My rating: 4 of 5 stars
★ ★ ★ ★ – Kept me interested all through and I liked it.
“Starcrossed” by Josephine Angelini is a YA novel based on greek mythology. It’s the first in a trilogy, and yes. It ends on a cliffhanger.
Warning: This review might contain spoilers.
Helen has always hated attention, but the moment she lays eyes on the hot new guy, Lucas, she doesn’t care that she’s in an overcrowded school hall—she needs to kill him.
This summary is probably one of the shorter ones I’ve written. But honestly, that pitch is all you need in order to give this book a chance.
Thoughts while reading:
~ Greek Mythology? Pleasant surprise. Probably would have known if I’d read some reviews prior to reading.
~ Hector you magnificent lil’ bugger. I like you. I really like you. Almost love you—but I like you.
~ The fates sounds so creepy. And not in the disney hercules monstrous ways, but more in the possessed child way. *shivers*
~ Random creepy kidnapper shifter wins the “Worst mom of the year” award.
~ NO! That is not okay. You don’t get to pull a Mortal Instruments on me. That incesteous stuff is super icky. Please. Stop yourself.
In this next section, I’ll delve deeper into the story, and there will be spoilers. Please skip this part of the review, if you wish to avoid it.
I’m going to do the simply thing and simply state which parts I didn’t like, and what I liked. That way, I can get my rant over with quickly.
Incest. Is. Not. Wincest.
One more time for those writers in the back-row: Incest is not wincest!
I am sorry, but… It’s just not a good twist. It has been done. The shock factor is gone. And now it’s just… icky. If you want to throw in some new forbidden love, find another reason. I mean… the whole “arch enemies” subplot had so much potential. That’s the twists I’d like to read more.
Especially because it made sense why they kinda hated each other + why they didn’t exactly care since the grudge wasn’t theirs.
I have four brothers, and like… 30 first cousins. (My family is huge) and the idea that any of those could be a love interest? *shudders* It doesn’t matter whether they’re actually related
I’m looking at you Star Wars or whether it’s a lie City of Bones, you feel me?. Just… please don’t. My enjoyment of said ship decreases so much. It doesn’t matter if I know whether it’s the truth or not either. Just… ugh.
And while I’m at it… What is up with the mom?
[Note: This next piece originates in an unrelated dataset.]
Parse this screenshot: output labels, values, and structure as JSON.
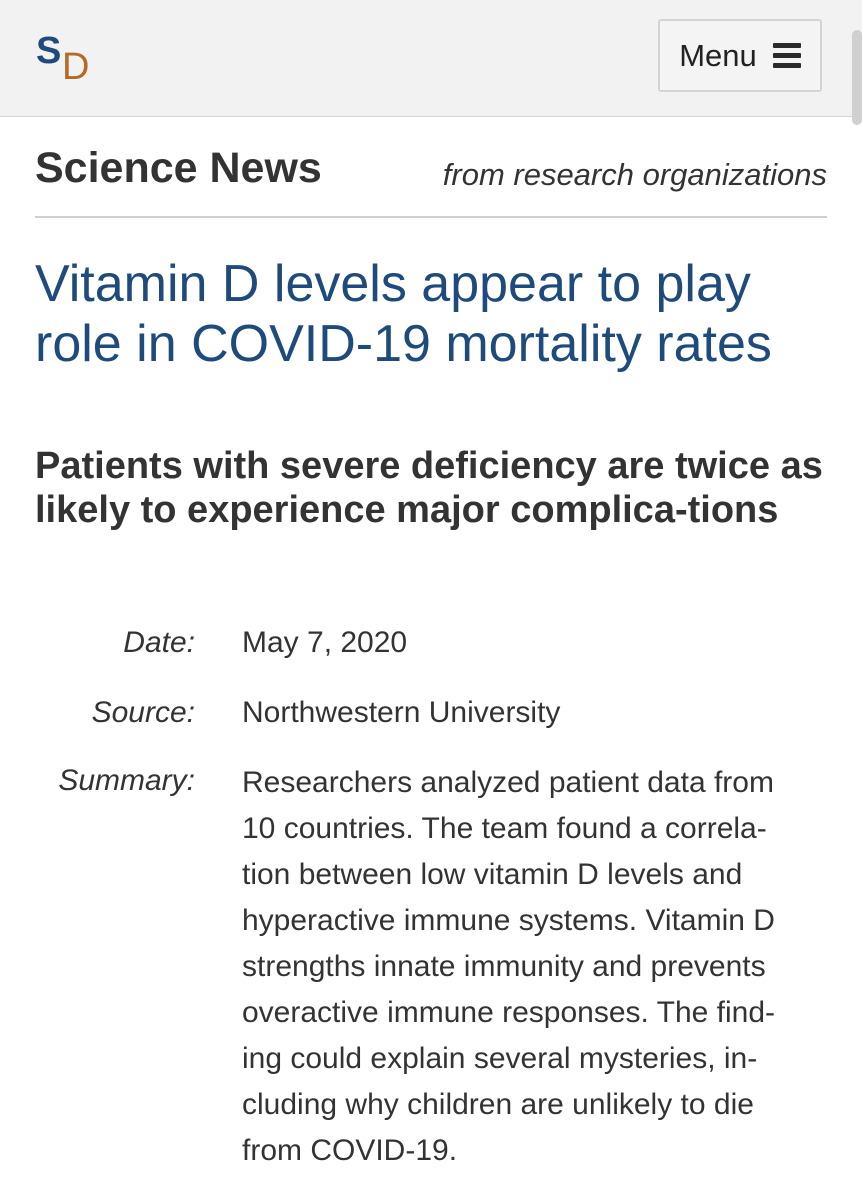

Like… You are probably the worst mom ever. God… You suck. On so many levels.
Apart from that, though. I generally liked the book.
It was a new spin on Greek Mythology and Demi-gods. And it was definitely a new spin on a romance. Somehow, the idea that they had to fight the urges not to kill each other—it intrigued me. I can imagine that when an outside force keeps tempting you to hate something, it only makes sense that it becomes more interesting. And when you’re curious, it’s easy to notice all the small things that usually makes us fall in love.
I’m a sap, okay?
Recommended for: This is the kind of book that you either will love, or hate. From other reviews—yes… I peeked—I gather that there’s a lot of things wrong with the context of the book. That it appears sexist, or that it portrays a ton of unhealthy things, that impressionable young minds probably shouldn’t take to heart.
But… I’m just not that kind of reader, personally. I don’t mind if the characters of a book has different views than mine. I mean… Sure… I didn’t like the incest, but it wasn’t enough to make me burn the book or even put it down. I basically binge-read the entire series.
And I think it’s important that authors keeps writing on subjects like these because it will give the reader a chance to make up their own mind and form their own opinions on the content. Sure, I wouldn’t give it to a ten-year-old, and if a younger teen read it, I suggest that they have someone to talk to about it, but… other than that…
It’s just an entertaining story. So if you don’t mind that the content show how some people might see the world, then I think you should give this book a try.